Acquisita la documentazione relativa al palazzo in centro a Recco Recco. Acquisita la documentazione relativa al "mini-grattacielo" tra via Marconi e via XXV Aprile. Il tribunale di Genova aveva aperto un fascicolo (numero 1258) a seguito degli esposti denuncia presentati dal Comitato per la salvaguardia di Recco, che non si riferivano al progetto ma all'avvenuta permuta di parte dei terreni di via Amalfi, passati di mano dal Comune ai privati della società Santa Monica, che si occuperà della costruzione. Così, qualche giorno fa, il sostituto procuratore Paola Calleri, ha chiesto al Comune la documentazione relativa. Va detto che l'esposto era stato firmato prima che venisse votata la delibera di giunta, con la quale si "sanava" la vicenda. Allo studio in particolare le due delibere, quella di giunta e quella di consiglio comunale, con le quali si è provveduto a permutare una striscia di terreno della strada, senza la proprietà della quale l'intervento di edilizia residenziale avrebbe potuto essere compromesso. Nelle more dell'iter procedurale (progettazione e approvazione) si era, infatti, scoperto che una parte dell'area interessata dalla lottizzazione, peraltro già prevista dal piano urbanistico comunale, non era ancora di proprietà privata e dunque non avrebbe potuto essere utilizzata. Così, su richiesta della società costruttrice, s'è deciso di cedere una striscia di via Marconi, che verrà utilizzata per fare nuovi marciapiedi. Oltre che sulla legittimità della permuta tra pubblico e privato, l'esposto insiste anche sull'interpretazione data dalla giunta alla cartografia catastale della zona. «Siamo in perfetta regola e in varie occasioni l'abbiamo già dimostrato; vista la delicatezza del progetto ogni passaggio è stato studiato e giuridicamente verificato - dice Giuseppe Rotunno, assessore all'Urbanistica - Noi abbiamo semplicemente fatto cambio di proprietà, rendendo contigue le due zone private e ottenendo in cambio la parte che insiste su via Marconi. Il fatto è che l'esposto risale aun anno e mezzo fa, prima che la situazione si chiarisse dal punto di vista formale». E. M.

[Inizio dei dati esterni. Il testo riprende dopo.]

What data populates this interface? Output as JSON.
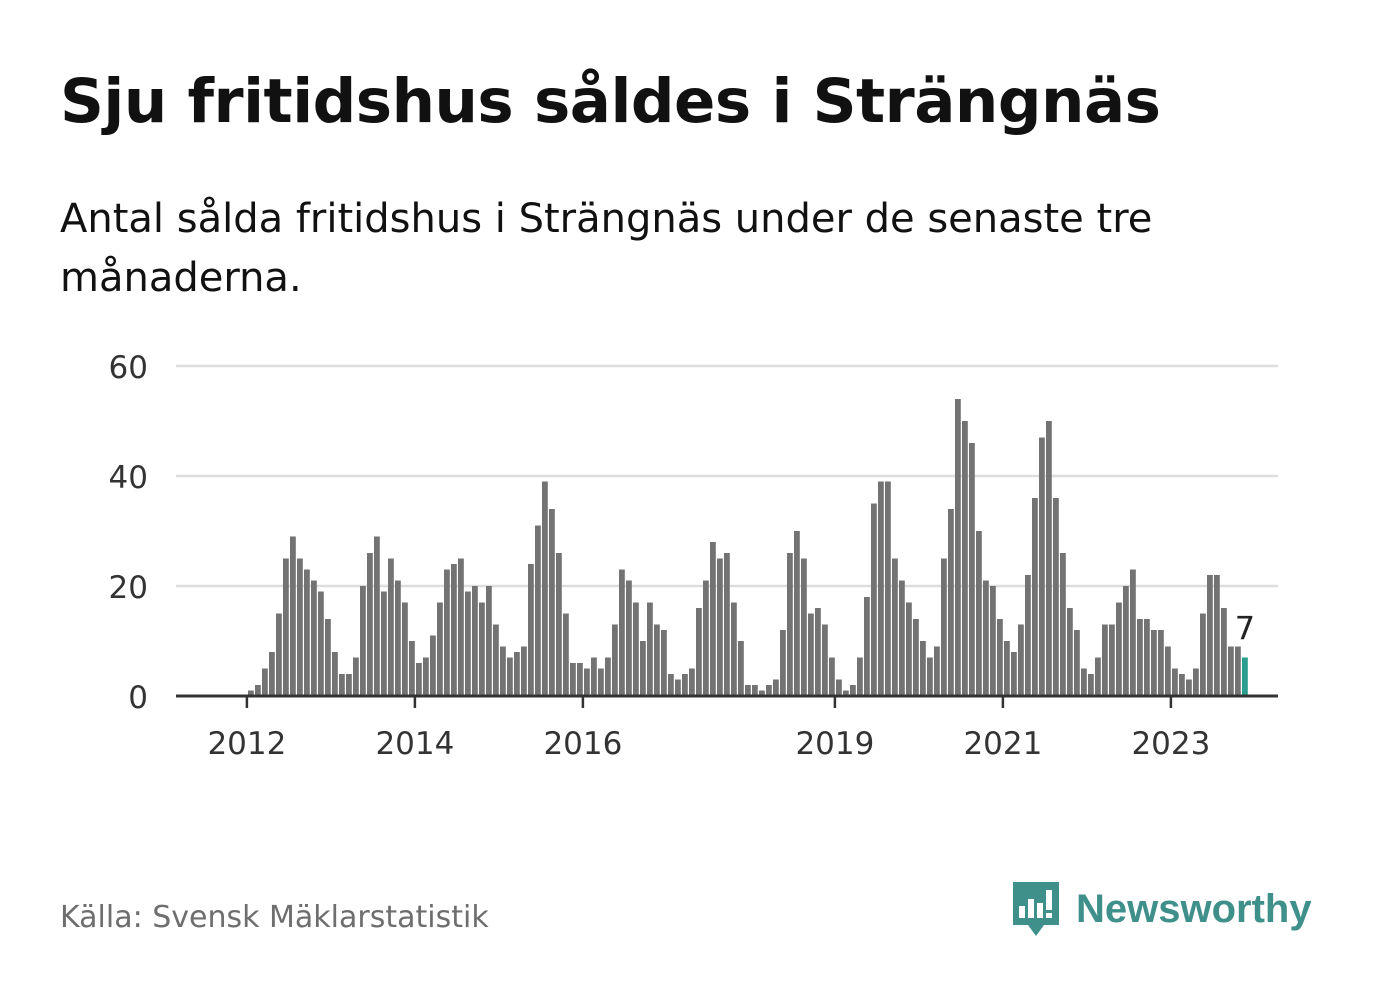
{
  "title": "Sju fritidshus såldes i Strängnäs",
  "subtitle": "Antal sålda fritidshus i Strängnäs under de senaste tre månaderna.",
  "source": "Källa: Svensk Mäklarstatistik",
  "logo": {
    "text": "Newsworthy",
    "icon": "bar-chart-speech-bubble-icon",
    "color": "#3f8f8a"
  },
  "colors": {
    "bar": "#737373",
    "highlight": "#2a9d8f",
    "grid": "#dddddd",
    "axis": "#333333"
  },
  "chart_data": {
    "type": "bar",
    "ylim": [
      0,
      60
    ],
    "yticks": [
      "0",
      "20",
      "40",
      "60"
    ],
    "grid": true,
    "x_start": "2011-04",
    "x_end": "2023-09",
    "xtick_labels": [
      {
        "label": "2012",
        "month": "2012-01"
      },
      {
        "label": "2014",
        "month": "2014-01"
      },
      {
        "label": "2016",
        "month": "2016-01"
      },
      {
        "label": "2019",
        "month": "2019-01"
      },
      {
        "label": "2021",
        "month": "2021-01"
      },
      {
        "label": "2023",
        "month": "2023-01"
      }
    ],
    "values": [
      0,
      0,
      0,
      0,
      0,
      0,
      0,
      0,
      0,
      1,
      2,
      5,
      8,
      15,
      25,
      29,
      25,
      23,
      21,
      19,
      14,
      8,
      4,
      4,
      7,
      20,
      26,
      29,
      19,
      25,
      21,
      17,
      10,
      6,
      7,
      11,
      17,
      23,
      24,
      25,
      19,
      20,
      17,
      20,
      13,
      9,
      7,
      8,
      9,
      24,
      31,
      39,
      34,
      26,
      15,
      6,
      6,
      5,
      7,
      5,
      7,
      13,
      23,
      21,
      17,
      10,
      17,
      13,
      12,
      4,
      3,
      4,
      5,
      16,
      21,
      28,
      25,
      26,
      17,
      10,
      2,
      2,
      1,
      2,
      3,
      12,
      26,
      30,
      25,
      15,
      16,
      13,
      7,
      3,
      1,
      2,
      7,
      18,
      35,
      39,
      39,
      25,
      21,
      17,
      14,
      10,
      7,
      9,
      25,
      34,
      54,
      50,
      46,
      30,
      21,
      20,
      14,
      10,
      8,
      13,
      22,
      36,
      47,
      50,
      36,
      26,
      16,
      12,
      5,
      4,
      7,
      13,
      13,
      17,
      20,
      23,
      14,
      14,
      12,
      12,
      9,
      5,
      4,
      3,
      5,
      15,
      22,
      22,
      16,
      9,
      9,
      7
    ],
    "highlight_last": true,
    "annotation": {
      "label": "7"
    }
  }
}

LIGURIA - Procura, arriva il "grattacielo" dopo l'esposto del comitato
Il Comune di Recco ha ceduto una striscia di terreno in via Marconi a una società costruttrice, in cambio di una striscia di terreno in via Amalfi. La cedola è stata richiesta dal sostituto procuratore Paola Calleri, che ha chiesto la documentazione relativa al progetto. L'esposto è stato presentato dal Comitato per la salvaguardia di Recco, che si riferiva all'avvenuta permuta di parte dei terreni di via Amalfi. Il Comune ha affermato di aver fatto cambio di proprietà, rendendo contigue le due zone private, e di aver ottenuto in cambio la parte che insiste su via Marconi.